Evidence of frontal vasogenic edema was also observed in addition to the typical presentation of parietal and occipital cortical edema. In a large cohort analysis of PRES neuroimaging, including 114 patients with MRI, Bartynski and Boardman demonstrate frontal edema in 68% of patients, parietal and occipital edema in 98% of patients, 40% in temporal lobes, and 30% in the cerebellum [23]. From the lumbar puncture on admission, protein was elevated to 61.6 on admission, consistent with previous reports of PRES that show elevation of CSF protein in up to 70% of patients [24]. Resolution has most often been described to be radiographically evident after weeks despite clinical improvement occurring earlier [5, 8]. Further, acute reduction in characteristic vasogenic edema may be noted for particularly acutely resolving FLAIR signal.

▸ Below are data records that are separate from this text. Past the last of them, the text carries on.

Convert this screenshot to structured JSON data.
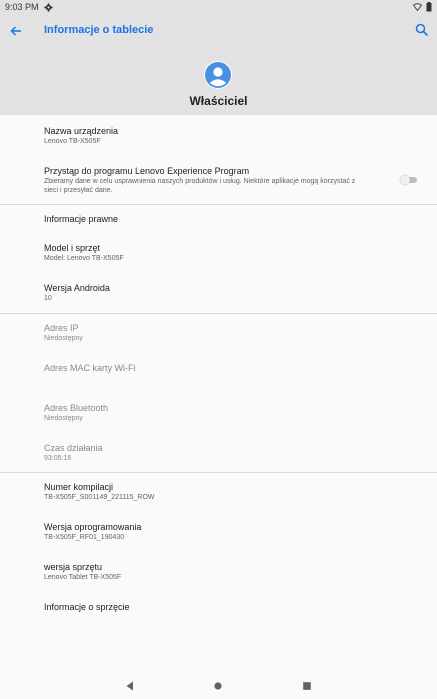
{
  "status_bar": {
    "time": "9:03 PM",
    "icons": [
      "gear-icon",
      "wifi-icon",
      "battery-icon"
    ]
  },
  "toolbar": {
    "title": "Informacje o tablecie",
    "back_icon": "arrow-back-icon",
    "search_icon": "search-icon",
    "accent_color": "#1a73e8"
  },
  "header": {
    "owner_label": "Właściciel",
    "avatar_icon": "account-circle-icon"
  },
  "items": [
    {
      "title": "Nazwa urządzenia",
      "subtitle": "Lenovo TB-X505F"
    },
    {
      "title": "Przystąp do programu Lenovo Experience Program",
      "subtitle": "Zbieramy dane w celu usprawnienia naszych produktów i usług. Niektóre aplikacje mogą korzystać z",
      "subtitle2": "sieci i przesyłać dane."
    },
    {
      "title": "Informacje prawne"
    },
    {
      "title": "Model i sprzęt",
      "subtitle": "Model: Lenovo TB-X505F"
    },
    {
      "title": "Wersja Androida",
      "subtitle": "10"
    },
    {
      "title": "Adres IP",
      "subtitle": "Niedostępny"
    },
    {
      "title": "Adres MAC karty Wi-Fi"
    },
    {
      "title": "Adres Bluetooth",
      "subtitle": "Niedostępny"
    },
    {
      "title": "Czas działania",
      "subtitle": "93:05:16"
    },
    {
      "title": "Numer kompilacji",
      "subtitle": "TB-X505F_S001149_221115_ROW"
    },
    {
      "title": "Wersja oprogramowania",
      "subtitle": "TB-X505F_RF01_190430"
    },
    {
      "title": "wersja sprzętu",
      "subtitle": "Lenovo Tablet TB-X505F"
    },
    {
      "title": "Informacje o sprzęcie"
    }
  ],
  "experience_toggle": {
    "on": false
  },
  "navbar": {
    "icons": [
      "back-triangle-icon",
      "home-circle-icon",
      "recents-square-icon"
    ]
  }
}
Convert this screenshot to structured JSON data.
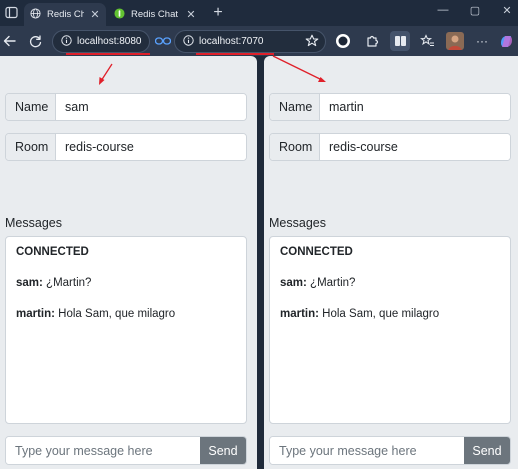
{
  "browser": {
    "tabs": [
      {
        "title": "Redis Chat D",
        "icon": "globe-icon",
        "active": true
      },
      {
        "title": "Redis Chat",
        "icon": "green-favicon-icon",
        "active": false
      }
    ],
    "new_tab": "+",
    "window_controls": {
      "minimize": "—",
      "maximize": "▢",
      "close": "✕"
    },
    "address_left": "localhost:8080",
    "address_right": "localhost:7070",
    "annotation_color": "#e0202a"
  },
  "left_pane": {
    "name_label": "Name",
    "name_value": "sam",
    "room_label": "Room",
    "room_value": "redis-course",
    "messages_label": "Messages",
    "messages": [
      {
        "user": "",
        "text": "CONNECTED"
      },
      {
        "user": "sam:",
        "text": " ¿Martin?"
      },
      {
        "user": "martin:",
        "text": " Hola Sam, que milagro"
      }
    ],
    "input_placeholder": "Type your message here",
    "send_label": "Send"
  },
  "right_pane": {
    "name_label": "Name",
    "name_value": "martin",
    "room_label": "Room",
    "room_value": "redis-course",
    "messages_label": "Messages",
    "messages": [
      {
        "user": "",
        "text": "CONNECTED"
      },
      {
        "user": "sam:",
        "text": " ¿Martin?"
      },
      {
        "user": "martin:",
        "text": " Hola Sam, que milagro"
      }
    ],
    "input_placeholder": "Type your message here",
    "send_label": "Send"
  }
}
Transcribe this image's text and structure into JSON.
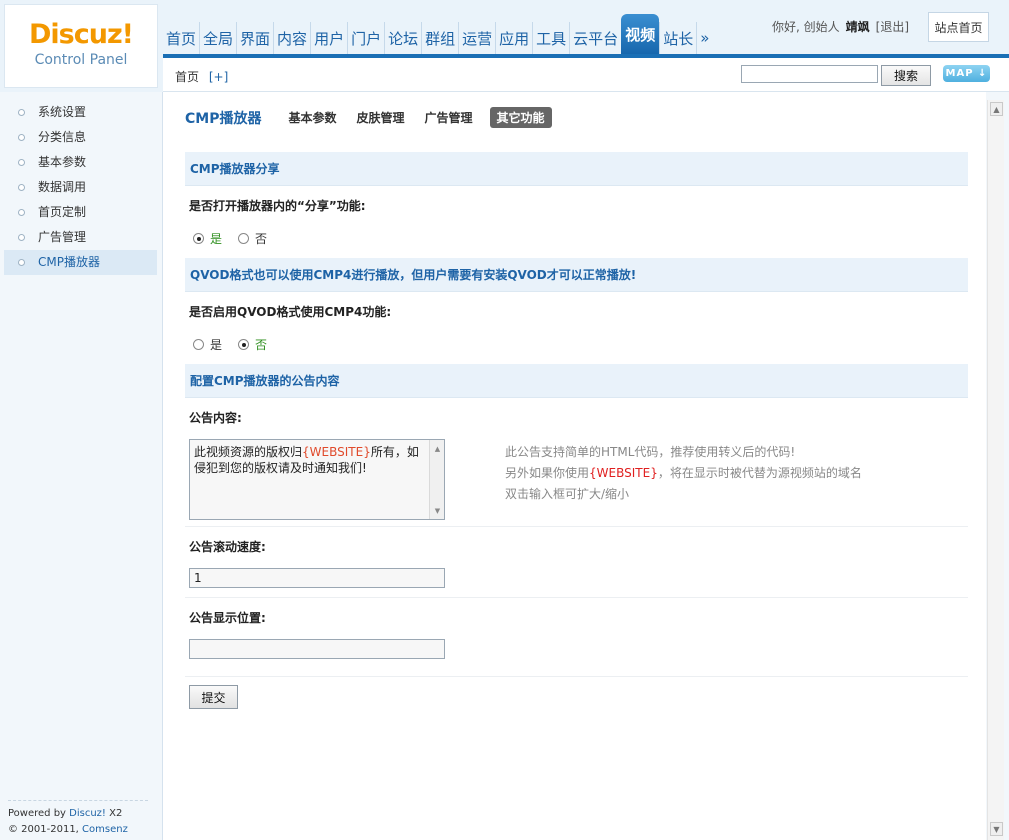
{
  "logo": {
    "brand": "Discuz!",
    "subtitle": "Control Panel"
  },
  "topnav": [
    {
      "label": "首页",
      "active": false
    },
    {
      "label": "全局",
      "active": false
    },
    {
      "label": "界面",
      "active": false
    },
    {
      "label": "内容",
      "active": false
    },
    {
      "label": "用户",
      "active": false
    },
    {
      "label": "门户",
      "active": false
    },
    {
      "label": "论坛",
      "active": false
    },
    {
      "label": "群组",
      "active": false
    },
    {
      "label": "运营",
      "active": false
    },
    {
      "label": "应用",
      "active": false
    },
    {
      "label": "工具",
      "active": false
    },
    {
      "label": "云平台",
      "active": false
    },
    {
      "label": "视频",
      "active": true
    },
    {
      "label": "站长",
      "active": false
    },
    {
      "label": "»",
      "active": false
    }
  ],
  "user": {
    "greeting": "你好, 创始人",
    "name": "靖飒",
    "logout": "[退出]",
    "site_home": "站点首页"
  },
  "breadcrumb": {
    "home": "首页",
    "add": "[+]"
  },
  "search": {
    "value": "",
    "button": "搜索",
    "map": "MAP ↓"
  },
  "sidebar": {
    "items": [
      {
        "label": "系统设置",
        "active": false
      },
      {
        "label": "分类信息",
        "active": false
      },
      {
        "label": "基本参数",
        "active": false
      },
      {
        "label": "数据调用",
        "active": false
      },
      {
        "label": "首页定制",
        "active": false
      },
      {
        "label": "广告管理",
        "active": false
      },
      {
        "label": "CMP播放器",
        "active": true
      }
    ],
    "footer": {
      "powered_prefix": "Powered by ",
      "powered_link": "Discuz!",
      "version": " X2",
      "copy_prefix": "© 2001-2011, ",
      "copy_link": "Comsenz Inc."
    }
  },
  "page": {
    "title": "CMP播放器",
    "tabs": [
      {
        "label": "基本参数",
        "active": false
      },
      {
        "label": "皮肤管理",
        "active": false
      },
      {
        "label": "广告管理",
        "active": false
      },
      {
        "label": "其它功能",
        "active": true
      }
    ]
  },
  "share": {
    "section": "CMP播放器分享",
    "question": "是否打开播放器内的“分享”功能:",
    "yes": "是",
    "no": "否",
    "selected": "yes"
  },
  "qvod": {
    "section": "QVOD格式也可以使用CMP4进行播放，但用户需要有安装QVOD才可以正常播放!",
    "question": "是否启用QVOD格式使用CMP4功能:",
    "yes": "是",
    "no": "否",
    "selected": "no"
  },
  "notice": {
    "section": "配置CMP播放器的公告内容",
    "content_label": "公告内容:",
    "content_pre": "此视频资源的版权归",
    "content_key": "{WEBSITE}",
    "content_post": "所有，如侵犯到您的版权请及时通知我们!",
    "tip1": "此公告支持简单的HTML代码，推荐使用转义后的代码!",
    "tip2_pre": "另外如果你使用",
    "tip2_key": "{WEBSITE}",
    "tip2_post": "，将在显示时被代替为源视频站的域名",
    "tip3": "双击输入框可扩大/缩小",
    "speed_label": "公告滚动速度:",
    "speed_value": "1",
    "position_label": "公告显示位置:",
    "position_value": ""
  },
  "submit": "提交"
}
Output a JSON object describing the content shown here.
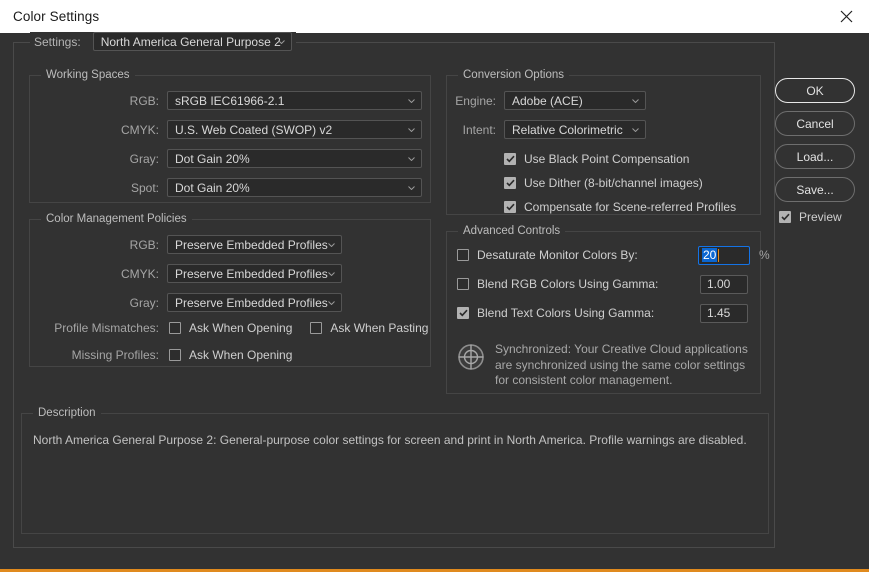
{
  "window": {
    "title": "Color Settings",
    "close_icon": "close-icon",
    "accent_color": "#e08a1e",
    "background_color": "#323232",
    "titlebar_color": "#ffffff"
  },
  "settings": {
    "label": "Settings:",
    "value": "North America General Purpose 2"
  },
  "working_spaces": {
    "legend": "Working Spaces",
    "rows": [
      {
        "label": "RGB:",
        "value": "sRGB IEC61966-2.1"
      },
      {
        "label": "CMYK:",
        "value": "U.S. Web Coated (SWOP) v2"
      },
      {
        "label": "Gray:",
        "value": "Dot Gain 20%"
      },
      {
        "label": "Spot:",
        "value": "Dot Gain 20%"
      }
    ]
  },
  "color_management_policies": {
    "legend": "Color Management Policies",
    "rows": [
      {
        "label": "RGB:",
        "value": "Preserve Embedded Profiles"
      },
      {
        "label": "CMYK:",
        "value": "Preserve Embedded Profiles"
      },
      {
        "label": "Gray:",
        "value": "Preserve Embedded Profiles"
      }
    ],
    "profile_mismatches_label": "Profile Mismatches:",
    "ask_when_opening_mismatch": {
      "label": "Ask When Opening",
      "checked": false
    },
    "ask_when_pasting": {
      "label": "Ask When Pasting",
      "checked": false
    },
    "missing_profiles_label": "Missing Profiles:",
    "ask_when_opening_missing": {
      "label": "Ask When Opening",
      "checked": false
    }
  },
  "conversion_options": {
    "legend": "Conversion Options",
    "engine_label": "Engine:",
    "engine_value": "Adobe (ACE)",
    "intent_label": "Intent:",
    "intent_value": "Relative Colorimetric",
    "black_point": {
      "label": "Use Black Point Compensation",
      "checked": true
    },
    "dither": {
      "label": "Use Dither (8-bit/channel images)",
      "checked": true
    },
    "scene_referred": {
      "label": "Compensate for Scene-referred Profiles",
      "checked": true
    }
  },
  "advanced_controls": {
    "legend": "Advanced Controls",
    "desaturate": {
      "label": "Desaturate Monitor Colors By:",
      "checked": false,
      "value": "20",
      "unit": "%",
      "focused": true
    },
    "blend_rgb": {
      "label": "Blend RGB Colors Using Gamma:",
      "checked": false,
      "value": "1.00"
    },
    "blend_text": {
      "label": "Blend Text Colors Using Gamma:",
      "checked": true,
      "value": "1.45"
    }
  },
  "sync_note": {
    "icon": "sync-globe-icon",
    "text": "Synchronized: Your Creative Cloud applications are synchronized using the same color settings for consistent color management."
  },
  "description": {
    "legend": "Description",
    "text": "North America General Purpose 2:  General-purpose color settings for screen and print in North America. Profile warnings are disabled."
  },
  "buttons": {
    "ok": "OK",
    "cancel": "Cancel",
    "load": "Load...",
    "save": "Save...",
    "preview": {
      "label": "Preview",
      "checked": true
    }
  }
}
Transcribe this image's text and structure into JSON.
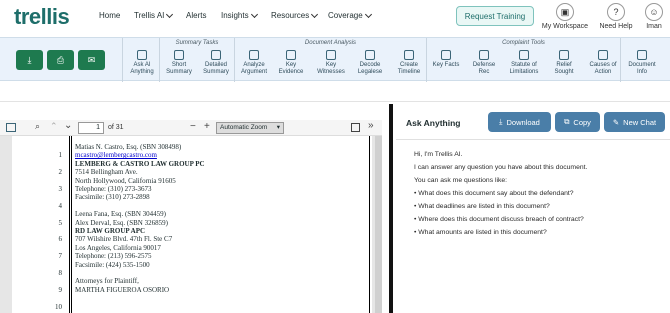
{
  "logo": "trellis",
  "nav": [
    "Home",
    "Trellis AI",
    "Alerts",
    "Insights",
    "Resources",
    "Coverage"
  ],
  "request_training": "Request Training",
  "top_icons": {
    "workspace": "My Workspace",
    "help": "Need Help",
    "user": "Iman"
  },
  "toolbar": {
    "summary_tasks": "Summary Tasks",
    "document_analysis": "Document Analysis",
    "complaint_tools": "Complaint Tools",
    "ask_ai": [
      "Ask AI",
      "Anything"
    ],
    "short_summary": [
      "Short",
      "Summary"
    ],
    "detailed_summary": [
      "Detailed",
      "Summary"
    ],
    "analyze_argument": [
      "Analyze",
      "Argument"
    ],
    "key_evidence": [
      "Key",
      "Evidence"
    ],
    "key_witnesses": [
      "Key",
      "Witnesses"
    ],
    "decode_legalese": [
      "Decode",
      "Legalese"
    ],
    "create_timeline": [
      "Create",
      "Timeline"
    ],
    "key_facts": [
      "Key Facts",
      ""
    ],
    "defense_rec": [
      "Defense",
      "Rec"
    ],
    "statute_limitations": [
      "Statute of",
      "Limitations"
    ],
    "relief_sought": [
      "Relief",
      "Sought"
    ],
    "causes_action": [
      "Causes of",
      "Action"
    ],
    "document_info": [
      "Document",
      "Info"
    ]
  },
  "pdf": {
    "page_number": "1",
    "page_total": "of 31",
    "zoom": "Automatic Zoom",
    "lines": [
      {
        "n": "",
        "t": "Matias N. Castro, Esq. (SBN 308498)"
      },
      {
        "n": "1",
        "t": "mcastro@lembergcastro.com"
      },
      {
        "n": "",
        "t": "LEMBERG & CASTRO LAW GROUP PC"
      },
      {
        "n": "2",
        "t": "7514 Bellingham Ave."
      },
      {
        "n": "",
        "t": "North Hollywood, California 91605"
      },
      {
        "n": "3",
        "t": "Telephone: (310) 273-3673"
      },
      {
        "n": "",
        "t": "Facsimile: (310) 273-2898"
      },
      {
        "n": "4",
        "t": ""
      },
      {
        "n": "",
        "t": "Leena Fana, Esq. (SBN 304459)"
      },
      {
        "n": "5",
        "t": "Alex Derval, Esq. (SBN 326859)"
      },
      {
        "n": "",
        "t": "RD LAW GROUP APC"
      },
      {
        "n": "6",
        "t": "707 Wilshire Blvd. 47th Fl. Ste C7"
      },
      {
        "n": "",
        "t": "Los Angeles, California 90017"
      },
      {
        "n": "7",
        "t": "Telephone: (213) 596-2575"
      },
      {
        "n": "",
        "t": "Facsimile: (424) 535-1500"
      },
      {
        "n": "8",
        "t": ""
      },
      {
        "n": "",
        "t": "Attorneys for Plaintiff,"
      },
      {
        "n": "9",
        "t": "MARTHA FIGUEROA OSORIO"
      },
      {
        "n": "",
        "t": ""
      },
      {
        "n": "10",
        "t": ""
      }
    ]
  },
  "ask": {
    "title": "Ask Anything",
    "download": "Download",
    "copy": "Copy",
    "new_chat": "New Chat",
    "messages": [
      "Hi, I'm Trellis AI.",
      "I can answer any question you have about this document.",
      "You can ask me questions like:",
      "• What does this document say about the defendant?",
      "• What deadlines are listed in this document?",
      "• Where does this document discuss breach of contract?",
      "• What amounts are listed in this document?"
    ]
  },
  "colors": {
    "brand": "#1e6e6a",
    "green": "#1e7a4f",
    "toolbar_bg": "#eaf2fb",
    "button_blue": "#4a7ea8"
  }
}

To our knowledge, little investigation has been conducted related to oncotic contribution to PRES, acute resolution, and frontal vasogenic edema in setting of IFN-beta. The present case supports recently described phenomenon of IFN-beta contribution to PRES and confirms hypertension, hypoproteinemia, elevated inflammatory markers at time of presentation, indicating complex mechanisms involving alterations in hemodynamics, osmolality, and local inflammation in characteristic locales of the brain. Future studies may investigate the degree to which auto-immune flares or sub-clinical inflammation are concurrent with PRES, as well as nutritional status, low serum protein and albumin may play a role to contribute to a likely multifactorial process in the development of PRES.

Conclusions

A middle-aged female with multiple sclerosis who was on chronic IFN-beta presented to the emergency room with a witnessed tonic-clonic seizure, with MRI T2 FLAIR imaging consistent with PRES. She had notable clinical improvement with decreased edema on imaging and improved inflammatory markers 72 h after cessation of IFN-beta therapy.